David therefore pleaded with God for the child, and David fasted and went in and lay all night on the ground. So the elders of his house arose and went to him, to raise him up from the ground. But he wold not, nor did he eat food with them. Then on the seventh day it came to pass that the child died. And the servants of David were afraid to tell him that the child was dead. For they said, "Indeed, while the child was alive, we spoke to him, and he would not heed our voice. How can we tell him that the child is dead? He may do some harm!"

When David saw that his servants were whispering, David perceived that the child was dead. Therefore David said to his servants, "Is the child dead?" And they said, "He is dead."

So David arose from the ground, washed and anointed himself, and changed his clothes; and he went into the house of the Lord and worshiped.
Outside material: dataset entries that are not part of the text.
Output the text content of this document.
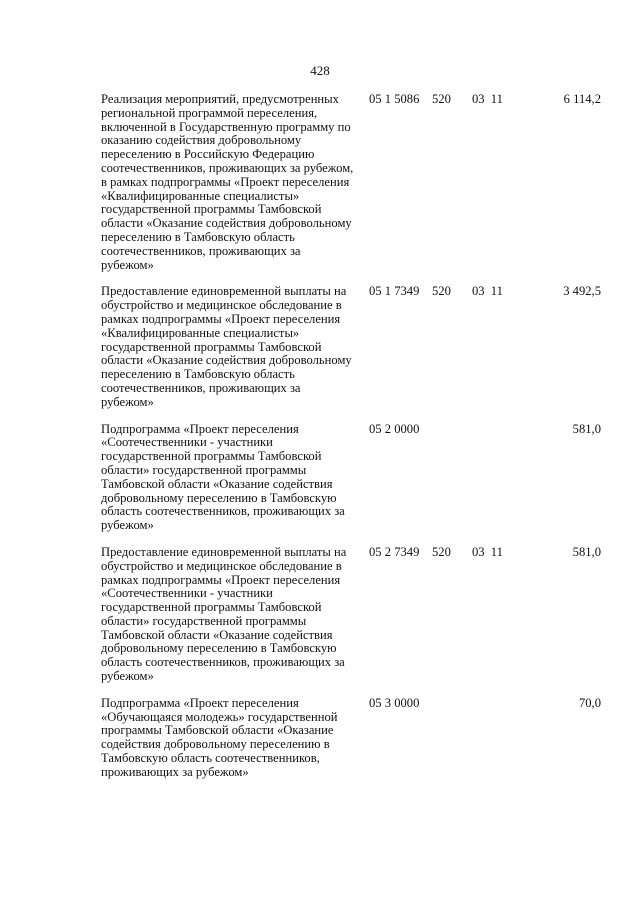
428
Реализация мероприятий, предусмотренных региональной программой переселения, включенной в Государственную программу по оказанию содействия добровольному переселению в Российскую Федерацию соотечественников, проживающих за рубежом, в рамках подпрограммы «Проект переселения «Квалифицированные специалисты» государственной программы Тамбовской области «Оказание содействия добровольному переселению в Тамбовскую область соотечественников, проживающих за рубежом»
05 1 5086 520 03 11	6 114,2
Предоставление единовременной выплаты на обустройство и медицинское обследование в рамках подпрограммы «Проект переселения «Квалифицированные специалисты» государственной программы Тамбовской области «Оказание содействия добровольному переселению в Тамбовскую область соотечественников, проживающих за рубежом»
05 1 7349 520 03 11	3 492,5
Подпрограмма «Проект переселения «Соотечественники - участники государственной программы Тамбовской области» государственной программы Тамбовской области «Оказание содействия добровольному переселению в Тамбовскую область соотечественников, проживающих за рубежом»
05 2 0000	581,0
Предоставление единовременной выплаты на обустройство и медицинское обследование в рамках подпрограммы «Проект переселения «Соотечественники - участники государственной программы Тамбовской области» государственной программы Тамбовской области «Оказание содействия добровольному переселению в Тамбовскую область соотечественников, проживающих за рубежом»
05 2 7349 520 03 11	581,0
Подпрограмма «Проект переселения «Обучающаяся молодежь» государственной программы Тамбовской области «Оказание содействия добровольному переселению в Тамбовскую область соотечественников, проживающих за рубежом»
05 3 0000	70,0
Then he went to his own house; and when he requested, they set food before him, and he ate. Then his servants said to him, "What is this that you have done? You fasted and wept for the child while he was alive, but when the child died, you arose and ate food."

And he said, "While the child was alive, I fasted and wept; for I said, 'Who can tell whether the Lord will be gracious to me, that the child may live?' But now he is dead; why should I fast? Can I bring him back again? I shall go to him, but he shall not return to me." (2 Samuel 12:16-23)
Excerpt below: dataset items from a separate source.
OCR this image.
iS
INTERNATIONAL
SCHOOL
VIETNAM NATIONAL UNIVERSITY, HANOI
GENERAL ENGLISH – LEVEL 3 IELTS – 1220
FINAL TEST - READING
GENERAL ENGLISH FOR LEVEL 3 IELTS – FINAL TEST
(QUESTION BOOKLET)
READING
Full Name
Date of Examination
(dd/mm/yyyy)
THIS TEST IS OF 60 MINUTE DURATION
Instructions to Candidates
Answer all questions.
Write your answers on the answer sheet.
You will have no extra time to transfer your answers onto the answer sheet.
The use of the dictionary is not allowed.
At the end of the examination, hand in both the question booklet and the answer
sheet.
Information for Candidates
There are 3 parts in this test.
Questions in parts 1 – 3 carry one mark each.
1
Here we encounter the David who was a man after God's own heart. Here the character that resonates throughout the psalms makes himself clear. When God said no to the pleas of David, he immediately went to church, not to whine or complain but to worship. Here we see David living coram Deo, before the face of God. David pled his case before the throne of the Almighty, and lost. yet he was willing to bow before the providence of God, to let God be God.

Such acquiescence before the providence of God is difficult for the world to understand. David's servants failed to grasp it; they saw in their king a spiritual anomaly. His behavior made no sense to them. They sought to rebuke him for his topsy-turvy actions. They thought David should have been in mourning after the child had died, believing that was the time for sackcloth and ashes, not while the child was still alive.

When David explained himself to his servants he gave them a lesson in the doctrine of providence. Though David had clearly heard God's declaration that the child would died and he did no regard it as an idle threat, he was also aware of God's actions in the past when He had relented from promised judgments when the people turned to Him in repentance.

David explained his entreaties by saying, "Who can tell whether the Lord will be gracious to me, that the child may live?" The phrase "who can tell?" is the key to understanding David's prolonged fast and importunate prayer. The "who can tell?" calls attention to the Deus absconditus, the "hidden God" whose secret counsel remains unkown to us. David had heard the words of the Deus revelatus, the "revealed" God, but held out hope that it was not the entire story. When he discovered that God had not held any of His plan in reserve it was enough to satisfy his soul and submit to God's "no." In a sense David's struggle foreshadowed something of the agony of Christ in Gethsemane as Jesus wrestled with the revealed will of the Father, but in the final analysis was will to drink of the cup to its fullest measure.

If we understand the providence of God and love the God of providence, we are able to worship Him with the sacrifice of praise He inherently deserves when things occur that bring pain, sorrow, and affliction into our lives. This understanding of providence is vital to all who would worship God. It is a worship of faith that is rooted in trust. David trusted God for his own future, and he trusted God for the future of his son. David realized he had not yet heard the rest of the story and that all the subsequent chapters would be written by God.

We should know like David we too can find a special place in God's Heart. David was not perfect. Like all of us he fell again and again. Yet every time He fell, his response was immediate repentance. This act restored his relationship with God. God knows our short-comings. That is why He sent His Son Jesus.